René Vidal Basauri was a Chilean army officer and government minister who served twice as Minister Secretary-General of Government during the military regime of General Augusto Pinochet.

He was also designated as military chief of the State of Emergency Zone for the Metropolitan Region and the Province of San Antonio, holding broad administrative and security powers.

== Biography ==
Little is publicly known about Vidal Basauri’s early life or education.
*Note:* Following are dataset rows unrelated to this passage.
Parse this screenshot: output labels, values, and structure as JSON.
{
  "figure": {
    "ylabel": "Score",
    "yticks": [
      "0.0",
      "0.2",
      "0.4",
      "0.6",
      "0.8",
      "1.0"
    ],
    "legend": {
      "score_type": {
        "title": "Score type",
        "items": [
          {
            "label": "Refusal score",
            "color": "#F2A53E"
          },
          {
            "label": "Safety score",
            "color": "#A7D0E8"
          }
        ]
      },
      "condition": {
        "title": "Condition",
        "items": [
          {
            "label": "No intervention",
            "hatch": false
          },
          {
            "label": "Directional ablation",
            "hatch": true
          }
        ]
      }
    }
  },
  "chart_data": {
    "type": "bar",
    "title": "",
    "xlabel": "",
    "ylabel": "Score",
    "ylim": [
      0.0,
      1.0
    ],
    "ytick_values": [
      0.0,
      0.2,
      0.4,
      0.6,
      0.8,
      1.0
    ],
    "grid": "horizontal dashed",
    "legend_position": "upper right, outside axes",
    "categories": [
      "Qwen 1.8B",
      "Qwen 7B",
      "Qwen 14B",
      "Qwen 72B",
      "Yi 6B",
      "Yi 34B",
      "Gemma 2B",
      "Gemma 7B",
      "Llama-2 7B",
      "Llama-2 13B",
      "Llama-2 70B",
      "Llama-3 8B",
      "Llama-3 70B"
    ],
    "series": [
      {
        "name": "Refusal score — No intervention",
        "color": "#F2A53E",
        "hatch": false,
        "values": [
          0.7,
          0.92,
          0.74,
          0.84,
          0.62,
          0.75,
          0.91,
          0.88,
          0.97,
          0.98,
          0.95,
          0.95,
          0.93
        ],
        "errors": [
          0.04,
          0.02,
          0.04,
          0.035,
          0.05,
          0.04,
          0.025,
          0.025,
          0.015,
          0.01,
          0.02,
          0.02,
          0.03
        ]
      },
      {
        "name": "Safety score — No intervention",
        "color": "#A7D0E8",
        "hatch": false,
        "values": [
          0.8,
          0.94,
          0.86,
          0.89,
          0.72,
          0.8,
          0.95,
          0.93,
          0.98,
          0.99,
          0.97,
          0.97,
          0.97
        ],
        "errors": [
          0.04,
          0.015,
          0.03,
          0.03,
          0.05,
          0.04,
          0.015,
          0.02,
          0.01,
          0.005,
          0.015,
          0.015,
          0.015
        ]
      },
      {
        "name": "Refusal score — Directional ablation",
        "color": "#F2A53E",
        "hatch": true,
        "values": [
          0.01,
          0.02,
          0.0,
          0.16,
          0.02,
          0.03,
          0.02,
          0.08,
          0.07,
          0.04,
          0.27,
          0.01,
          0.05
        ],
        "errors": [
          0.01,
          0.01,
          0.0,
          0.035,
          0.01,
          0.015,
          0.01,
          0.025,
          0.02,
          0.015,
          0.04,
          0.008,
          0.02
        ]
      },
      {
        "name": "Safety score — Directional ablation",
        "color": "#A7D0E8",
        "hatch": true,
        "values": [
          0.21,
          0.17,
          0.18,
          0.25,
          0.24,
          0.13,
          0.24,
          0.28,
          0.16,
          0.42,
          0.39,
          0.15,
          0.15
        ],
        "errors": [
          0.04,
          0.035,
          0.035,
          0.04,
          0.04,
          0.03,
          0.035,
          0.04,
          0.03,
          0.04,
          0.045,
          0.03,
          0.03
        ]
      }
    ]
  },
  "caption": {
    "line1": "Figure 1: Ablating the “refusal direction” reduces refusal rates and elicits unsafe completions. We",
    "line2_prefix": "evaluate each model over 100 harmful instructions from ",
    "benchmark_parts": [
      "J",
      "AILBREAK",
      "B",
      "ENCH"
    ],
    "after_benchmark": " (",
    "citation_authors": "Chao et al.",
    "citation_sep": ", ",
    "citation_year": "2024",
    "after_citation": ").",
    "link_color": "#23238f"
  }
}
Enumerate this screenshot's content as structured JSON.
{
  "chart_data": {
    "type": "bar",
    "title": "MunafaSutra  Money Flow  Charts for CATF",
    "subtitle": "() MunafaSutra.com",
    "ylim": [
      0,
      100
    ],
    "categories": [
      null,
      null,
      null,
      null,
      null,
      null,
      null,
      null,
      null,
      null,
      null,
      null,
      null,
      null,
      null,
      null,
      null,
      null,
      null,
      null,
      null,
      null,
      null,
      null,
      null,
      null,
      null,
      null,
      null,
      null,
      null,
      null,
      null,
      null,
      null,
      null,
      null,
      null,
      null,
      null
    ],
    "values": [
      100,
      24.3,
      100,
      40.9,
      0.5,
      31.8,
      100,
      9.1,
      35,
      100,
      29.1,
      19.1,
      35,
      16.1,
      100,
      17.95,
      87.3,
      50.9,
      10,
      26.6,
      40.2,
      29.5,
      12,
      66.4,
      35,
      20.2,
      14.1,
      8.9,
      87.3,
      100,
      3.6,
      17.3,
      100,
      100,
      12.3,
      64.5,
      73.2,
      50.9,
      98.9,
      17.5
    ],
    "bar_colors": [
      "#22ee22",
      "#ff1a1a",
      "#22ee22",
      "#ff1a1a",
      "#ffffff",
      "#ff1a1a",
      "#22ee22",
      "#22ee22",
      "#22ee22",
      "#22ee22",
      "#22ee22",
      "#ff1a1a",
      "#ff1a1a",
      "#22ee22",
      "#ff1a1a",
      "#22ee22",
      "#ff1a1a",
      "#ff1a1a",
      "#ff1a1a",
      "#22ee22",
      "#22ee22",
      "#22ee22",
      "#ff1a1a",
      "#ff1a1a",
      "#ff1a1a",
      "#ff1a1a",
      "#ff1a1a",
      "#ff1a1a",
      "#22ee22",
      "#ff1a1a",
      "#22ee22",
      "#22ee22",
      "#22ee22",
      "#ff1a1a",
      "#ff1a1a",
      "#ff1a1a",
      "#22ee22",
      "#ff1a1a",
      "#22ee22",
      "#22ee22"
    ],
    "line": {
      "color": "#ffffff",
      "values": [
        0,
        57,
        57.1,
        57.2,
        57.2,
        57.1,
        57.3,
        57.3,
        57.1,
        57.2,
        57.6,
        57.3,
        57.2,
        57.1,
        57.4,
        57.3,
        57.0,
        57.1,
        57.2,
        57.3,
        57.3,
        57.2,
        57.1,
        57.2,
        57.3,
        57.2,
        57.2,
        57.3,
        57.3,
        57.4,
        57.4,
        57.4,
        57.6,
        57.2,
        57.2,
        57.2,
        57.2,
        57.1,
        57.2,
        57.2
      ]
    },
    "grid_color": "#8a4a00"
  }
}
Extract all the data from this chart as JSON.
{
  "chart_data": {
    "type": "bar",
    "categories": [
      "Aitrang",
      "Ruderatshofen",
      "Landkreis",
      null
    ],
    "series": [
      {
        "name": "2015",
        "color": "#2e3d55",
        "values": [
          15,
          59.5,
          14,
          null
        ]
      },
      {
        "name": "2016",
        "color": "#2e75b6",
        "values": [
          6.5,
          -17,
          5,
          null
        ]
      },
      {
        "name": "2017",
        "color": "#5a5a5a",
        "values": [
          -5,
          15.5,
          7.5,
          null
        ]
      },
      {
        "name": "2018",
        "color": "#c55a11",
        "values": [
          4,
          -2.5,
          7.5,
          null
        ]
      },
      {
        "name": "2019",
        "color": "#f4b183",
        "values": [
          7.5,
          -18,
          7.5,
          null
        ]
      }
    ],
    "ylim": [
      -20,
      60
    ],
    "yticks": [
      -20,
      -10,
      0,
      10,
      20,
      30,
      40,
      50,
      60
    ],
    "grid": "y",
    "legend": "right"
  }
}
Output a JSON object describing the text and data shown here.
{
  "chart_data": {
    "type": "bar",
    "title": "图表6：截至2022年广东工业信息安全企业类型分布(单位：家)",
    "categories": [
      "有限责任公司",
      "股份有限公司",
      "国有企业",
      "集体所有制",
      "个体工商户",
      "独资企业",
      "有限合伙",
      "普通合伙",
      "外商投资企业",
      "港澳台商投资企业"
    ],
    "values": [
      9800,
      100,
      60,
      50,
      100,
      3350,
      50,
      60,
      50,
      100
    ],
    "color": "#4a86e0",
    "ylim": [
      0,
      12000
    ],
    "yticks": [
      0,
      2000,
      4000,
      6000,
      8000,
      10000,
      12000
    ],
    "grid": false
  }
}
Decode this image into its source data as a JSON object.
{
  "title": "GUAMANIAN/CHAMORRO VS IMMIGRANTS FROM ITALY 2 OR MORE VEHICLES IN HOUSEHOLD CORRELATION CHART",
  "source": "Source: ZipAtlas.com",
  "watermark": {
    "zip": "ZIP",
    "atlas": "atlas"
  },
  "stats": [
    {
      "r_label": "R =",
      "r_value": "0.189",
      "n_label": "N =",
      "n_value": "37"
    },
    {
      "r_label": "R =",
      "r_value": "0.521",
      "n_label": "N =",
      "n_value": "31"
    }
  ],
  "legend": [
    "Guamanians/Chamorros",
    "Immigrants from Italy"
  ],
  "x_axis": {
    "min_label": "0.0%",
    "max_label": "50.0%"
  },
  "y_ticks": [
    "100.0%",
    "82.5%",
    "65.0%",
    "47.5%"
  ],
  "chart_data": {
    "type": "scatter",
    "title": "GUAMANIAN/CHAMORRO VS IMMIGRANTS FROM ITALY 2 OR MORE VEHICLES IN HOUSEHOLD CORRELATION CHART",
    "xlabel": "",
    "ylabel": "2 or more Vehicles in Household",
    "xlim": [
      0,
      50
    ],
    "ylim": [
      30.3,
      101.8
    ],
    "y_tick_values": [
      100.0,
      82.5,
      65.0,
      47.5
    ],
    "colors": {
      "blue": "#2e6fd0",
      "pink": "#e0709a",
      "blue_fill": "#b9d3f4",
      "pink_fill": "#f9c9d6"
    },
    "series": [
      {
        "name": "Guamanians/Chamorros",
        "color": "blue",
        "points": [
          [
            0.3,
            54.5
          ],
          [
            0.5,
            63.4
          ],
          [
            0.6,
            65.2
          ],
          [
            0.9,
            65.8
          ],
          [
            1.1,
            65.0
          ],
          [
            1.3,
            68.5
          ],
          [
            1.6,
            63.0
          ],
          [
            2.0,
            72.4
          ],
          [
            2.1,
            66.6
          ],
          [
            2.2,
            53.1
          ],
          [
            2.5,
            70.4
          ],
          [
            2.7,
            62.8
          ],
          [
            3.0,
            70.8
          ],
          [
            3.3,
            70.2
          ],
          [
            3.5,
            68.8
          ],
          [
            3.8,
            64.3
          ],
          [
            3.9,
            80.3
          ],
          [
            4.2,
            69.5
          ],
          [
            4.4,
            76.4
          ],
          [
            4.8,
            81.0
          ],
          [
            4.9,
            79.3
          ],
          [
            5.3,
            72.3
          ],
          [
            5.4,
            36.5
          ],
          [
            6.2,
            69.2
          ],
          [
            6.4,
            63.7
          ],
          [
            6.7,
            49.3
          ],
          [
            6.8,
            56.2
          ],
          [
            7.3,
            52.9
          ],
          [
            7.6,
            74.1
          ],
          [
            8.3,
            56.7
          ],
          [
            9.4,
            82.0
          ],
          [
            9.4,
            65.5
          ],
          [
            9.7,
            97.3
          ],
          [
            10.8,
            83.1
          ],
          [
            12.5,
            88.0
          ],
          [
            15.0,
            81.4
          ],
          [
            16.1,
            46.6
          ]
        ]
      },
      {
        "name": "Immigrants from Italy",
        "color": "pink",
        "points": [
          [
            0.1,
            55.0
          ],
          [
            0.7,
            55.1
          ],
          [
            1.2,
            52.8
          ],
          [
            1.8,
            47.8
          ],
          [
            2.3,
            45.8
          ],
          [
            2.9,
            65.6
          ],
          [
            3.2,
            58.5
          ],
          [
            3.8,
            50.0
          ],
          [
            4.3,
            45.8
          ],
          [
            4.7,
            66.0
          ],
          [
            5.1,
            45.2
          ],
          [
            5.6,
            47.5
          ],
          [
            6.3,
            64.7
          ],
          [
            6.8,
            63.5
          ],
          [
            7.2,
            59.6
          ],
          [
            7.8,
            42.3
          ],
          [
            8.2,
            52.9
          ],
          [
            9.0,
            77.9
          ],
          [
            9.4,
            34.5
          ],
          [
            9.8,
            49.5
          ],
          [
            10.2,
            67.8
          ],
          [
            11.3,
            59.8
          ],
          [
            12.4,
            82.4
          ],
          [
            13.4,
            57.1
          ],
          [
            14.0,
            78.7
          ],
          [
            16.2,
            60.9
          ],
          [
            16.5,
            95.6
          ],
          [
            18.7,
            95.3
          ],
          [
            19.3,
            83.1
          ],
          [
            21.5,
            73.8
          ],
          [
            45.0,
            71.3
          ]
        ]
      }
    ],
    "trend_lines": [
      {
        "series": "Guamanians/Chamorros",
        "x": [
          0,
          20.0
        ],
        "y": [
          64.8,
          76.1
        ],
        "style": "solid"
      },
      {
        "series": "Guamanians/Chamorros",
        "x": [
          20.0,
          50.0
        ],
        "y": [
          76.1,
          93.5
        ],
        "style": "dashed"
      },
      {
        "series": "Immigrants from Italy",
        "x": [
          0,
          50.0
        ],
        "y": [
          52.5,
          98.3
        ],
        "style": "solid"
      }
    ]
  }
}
By the early 1970s he had reached the rank of lieutenant colonel in the Chilean Army, serving as Head of the Department of Special Affairs (Departamento de Asuntos Especiales) in the Undersecretariat of War.

According to human-rights compilations, he later appeared listed among personnel of the Dirección de Inteligencia Nacional (DINA).

=== Ministerial career ===
Vidal Basauri was appointed Minister Secretary-General of Government on 15 November 1977, remaining in office until 27 January 1979, and was reappointed from 20 October 1980 to 29 December 1980 under General Augusto Pinochet.

During his first term he signed Decree-Law No. 2315 (28 September 1978), which reorganised the presidency’s communication system and created the Division of Social Communication (División de Comunicación Social), centralising state propaganda and information control.

He later served as Chief of the State of Emergency Zone for the Santiago Metropolitan Region and the San Antonio Province, exercising broad powers over civil administration, public order, and the press.

=== Censorship decree ===
In September 1984, General Vidal Basauri signed Bando N° 19, which prohibited images on the covers of magazines such as Análisis, Apsi, Cauce and Fortín Mapocho.

The order became a symbol of the regime’s media restrictions during the final decade of military rule.